Uber had an issue where the original system was built to ingest trip data, normalize it and put it into a data warehouse. This did not scale across multiple cities. Spark was one of the key elements that allowed them to bypass the legacy systems for putting data into the warehouse. This made it possible to format the data to drive new types of analytics and machine learning applications.

Consider Spark for different types of computations

One of the challenges enterprise architects face lies in optimizing data for different types of processing. As a result, many companies implement one architecture for transactions, another for operational analytics and a third for business intelligence. The wide interest in Spark has led to the development for these different types of computation on top of unified underlying data architecture.

The Spark platform addresses batch, interactive and real-time use cases. Before Spark, an enterprise would need to implement three separate platforms for these different use cases. In addition to that, machine learning options are included with Spark and are available in a wide variety of implementations on standalone clusters, in conjunction with Hadoop infrastructure, or as a cloud service.

The Spark stream processing infrastructure allows enterprises to perform analytics across streams of data in batch, which allows applications to apply batch-oriented analytics methods to data in motion. Spark SQL allows developers to do interactive analytics on SQL data sources. Heudecker said this enables more than what organizations are used to thinking about with SQL and siloed data access.

Spark also supports graph computation, which is good at identifying the links between entities described in large data sets. It's commonly used in social network analysis, recommendation engines, and fraud detection. Heudecker said he does not hear much about graph computation being adopted by enterprises today, but it is rising in importance.

Consider an in-memory integration tier

A number of tools are emerging to enable new architectures to leverage Spark integration. For example, Alluxio has developed an open source memory-centric cache that works in conjunction with Spark. This allows the enterprise to create an index of metadata describing data stored throughout the enterprise, which can be queried more quickly.

Traditionally, enterprises would put data into a big cluster to derive value, but would lose the historical context of the data because it had been moved. Spark uses metadata to tag these different sources of data to provide the concept of a just-in-time data warehouse. Heudecker said, "This is more than a data warehouse, this is a data warehouse with analytics." Many companies are built from acquisition and will not get rid of separate data warehouses. They can use Alluxio as a repeater station.

The Chinese search giant Baidu has leveraged this kind of approach to speed its query processing for data stored across servers throughout China. It would take four to eight hours to process specific complex queries. By implementing a virtual integration tier on top of Alluxio, Baidu reduced query time to 10 seconds.

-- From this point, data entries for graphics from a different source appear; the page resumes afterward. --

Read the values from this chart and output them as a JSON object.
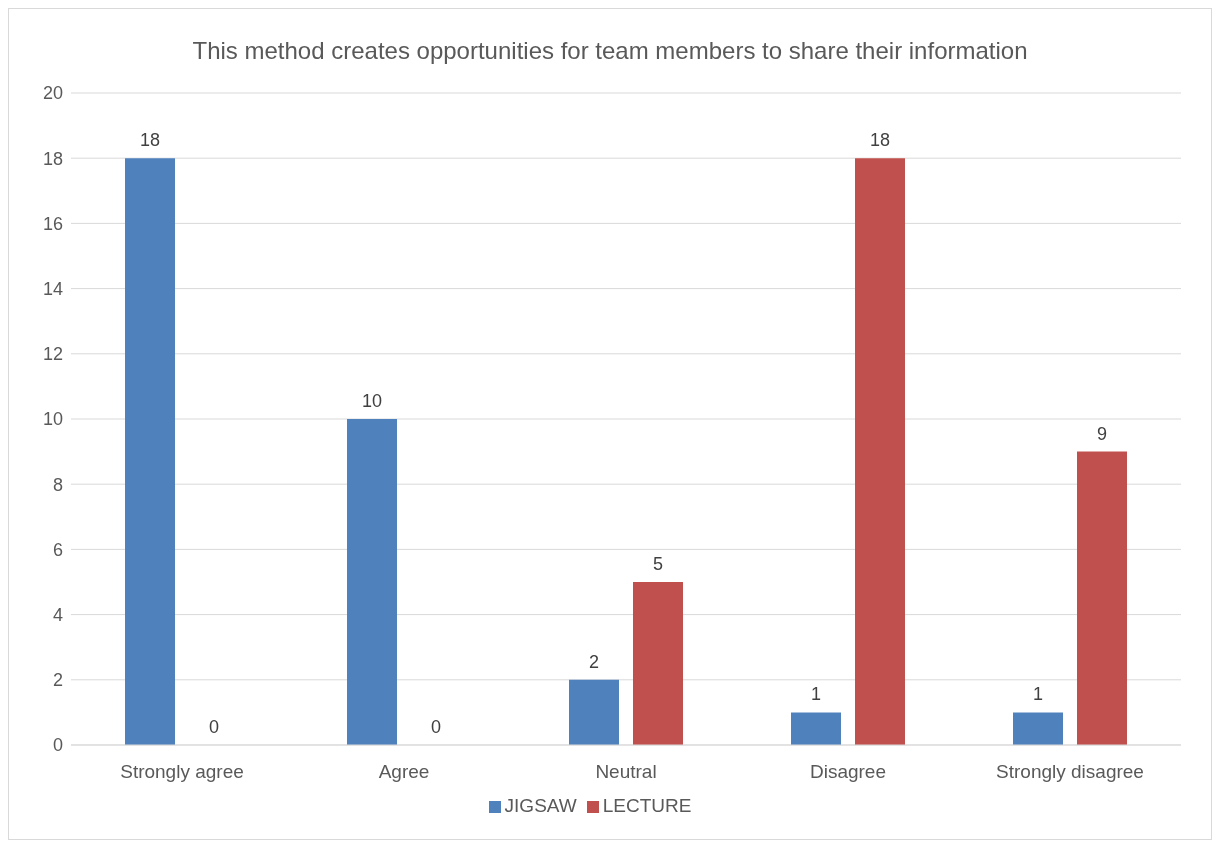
{
  "chart_data": {
    "type": "bar",
    "title": "This method creates opportunities for team members to share their information",
    "categories": [
      "Strongly agree",
      "Agree",
      "Neutral",
      "Disagree",
      "Strongly disagree"
    ],
    "series": [
      {
        "name": "JIGSAW",
        "color": "#4f81bd",
        "values": [
          18,
          10,
          2,
          1,
          1
        ]
      },
      {
        "name": "LECTURE",
        "color": "#c0504d",
        "values": [
          0,
          0,
          5,
          18,
          9
        ]
      }
    ],
    "ylim": [
      0,
      20
    ],
    "yticks": [
      0,
      2,
      4,
      6,
      8,
      10,
      12,
      14,
      16,
      18,
      20
    ],
    "grid": "y",
    "legend": "bottom",
    "data_labels": true
  }
}
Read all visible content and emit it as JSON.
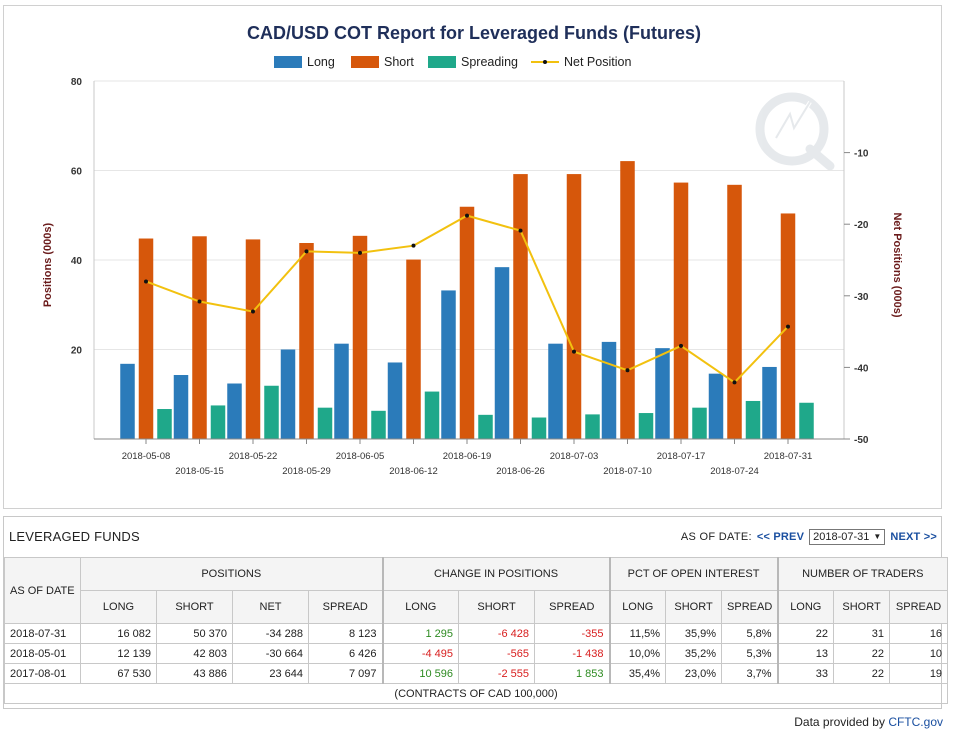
{
  "chart_data": {
    "type": "bar",
    "title": "CAD/USD COT Report for Leveraged Funds (Futures)",
    "ylabel": "Positions (000s)",
    "y2label": "Net Positions (000s)",
    "ylim": [
      0,
      80
    ],
    "y2lim": [
      -50,
      0
    ],
    "yticks": [
      20,
      40,
      60,
      80
    ],
    "y2ticks": [
      -10,
      -20,
      -30,
      -40,
      -50
    ],
    "legend_position": "top-center",
    "grid": true,
    "categories": [
      "2018-05-08",
      "2018-05-15",
      "2018-05-22",
      "2018-05-29",
      "2018-06-05",
      "2018-06-12",
      "2018-06-19",
      "2018-06-26",
      "2018-07-03",
      "2018-07-10",
      "2018-07-17",
      "2018-07-24",
      "2018-07-31"
    ],
    "series": [
      {
        "name": "Long",
        "type": "bar",
        "color": "#2b7bba",
        "values": [
          16.8,
          14.3,
          12.4,
          20.0,
          21.3,
          17.1,
          33.2,
          38.4,
          21.3,
          21.7,
          20.3,
          14.6,
          16.1
        ]
      },
      {
        "name": "Short",
        "type": "bar",
        "color": "#d6570b",
        "values": [
          44.8,
          45.3,
          44.6,
          43.8,
          45.4,
          40.1,
          51.9,
          59.2,
          59.2,
          62.1,
          57.3,
          56.8,
          50.4
        ]
      },
      {
        "name": "Spreading",
        "type": "bar",
        "color": "#1fa88a",
        "values": [
          6.7,
          7.5,
          11.9,
          7.0,
          6.3,
          10.6,
          5.4,
          4.8,
          5.5,
          5.8,
          7.0,
          8.5,
          8.1
        ]
      },
      {
        "name": "Net Position",
        "type": "line",
        "axis": "right",
        "color": "#f2c10f",
        "values": [
          -28.0,
          -30.8,
          -32.2,
          -23.8,
          -24.0,
          -23.0,
          -18.8,
          -20.9,
          -37.8,
          -40.4,
          -37.0,
          -42.1,
          -34.3
        ]
      }
    ]
  },
  "table": {
    "title": "LEVERAGED FUNDS",
    "as_of_label": "AS OF DATE:",
    "prev_label": "<< PREV",
    "next_label": "NEXT >>",
    "selected_date": "2018-07-31",
    "col_as_of": "AS OF DATE",
    "grp_positions": "POSITIONS",
    "grp_change": "CHANGE IN POSITIONS",
    "grp_pct": "PCT OF OPEN INTEREST",
    "grp_traders": "NUMBER OF TRADERS",
    "sub": {
      "long": "LONG",
      "short": "SHORT",
      "net": "NET",
      "spread": "SPREAD"
    },
    "rows": [
      {
        "date": "2018-07-31",
        "long": "16 082",
        "short": "50 370",
        "net": "-34 288",
        "spread": "8 123",
        "c_long": "1 295",
        "c_short": "-6 428",
        "c_spread": "-355",
        "p_long": "11,5%",
        "p_short": "35,9%",
        "p_spread": "5,8%",
        "t_long": "22",
        "t_short": "31",
        "t_spread": "16"
      },
      {
        "date": "2018-05-01",
        "long": "12 139",
        "short": "42 803",
        "net": "-30 664",
        "spread": "6 426",
        "c_long": "-4 495",
        "c_short": "-565",
        "c_spread": "-1 438",
        "p_long": "10,0%",
        "p_short": "35,2%",
        "p_spread": "5,3%",
        "t_long": "13",
        "t_short": "22",
        "t_spread": "10"
      },
      {
        "date": "2017-08-01",
        "long": "67 530",
        "short": "43 886",
        "net": "23 644",
        "spread": "7 097",
        "c_long": "10 596",
        "c_short": "-2 555",
        "c_spread": "1 853",
        "p_long": "35,4%",
        "p_short": "23,0%",
        "p_spread": "3,7%",
        "t_long": "33",
        "t_short": "22",
        "t_spread": "19"
      }
    ],
    "footnote": "(CONTRACTS OF CAD 100,000)"
  },
  "credit": {
    "prefix": "Data provided by",
    "source": "CFTC.gov"
  }
}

Start small to learn the basics          

Heudecker said there are some significant challenges for Spark. Enterprise architects will have to plan for a rapid pace of update, which may break existing applications. There is a new release of Spark every 45 days compared to the yearly cadence of traditional ETL tools.

"This is impossible to cope with unless you are already in the cloud and this makes it difficult to keep up from an enterprise support perspective. If you are thinking about going down this path, you will have to embrace this incredibly volatile project until it matures and stabilizes," he said.

Heudecker recommends that enterprises start by talking with existing vendors to find out about their plans for Spark and how that can help with individual ETL processes. Most database vendors are incorporating Spark integration into their platforms. He also cautions against rolling Spark out to full production.

"A limited approach is more viable particularly where it can offer the most impactful advantages," Heudecker said.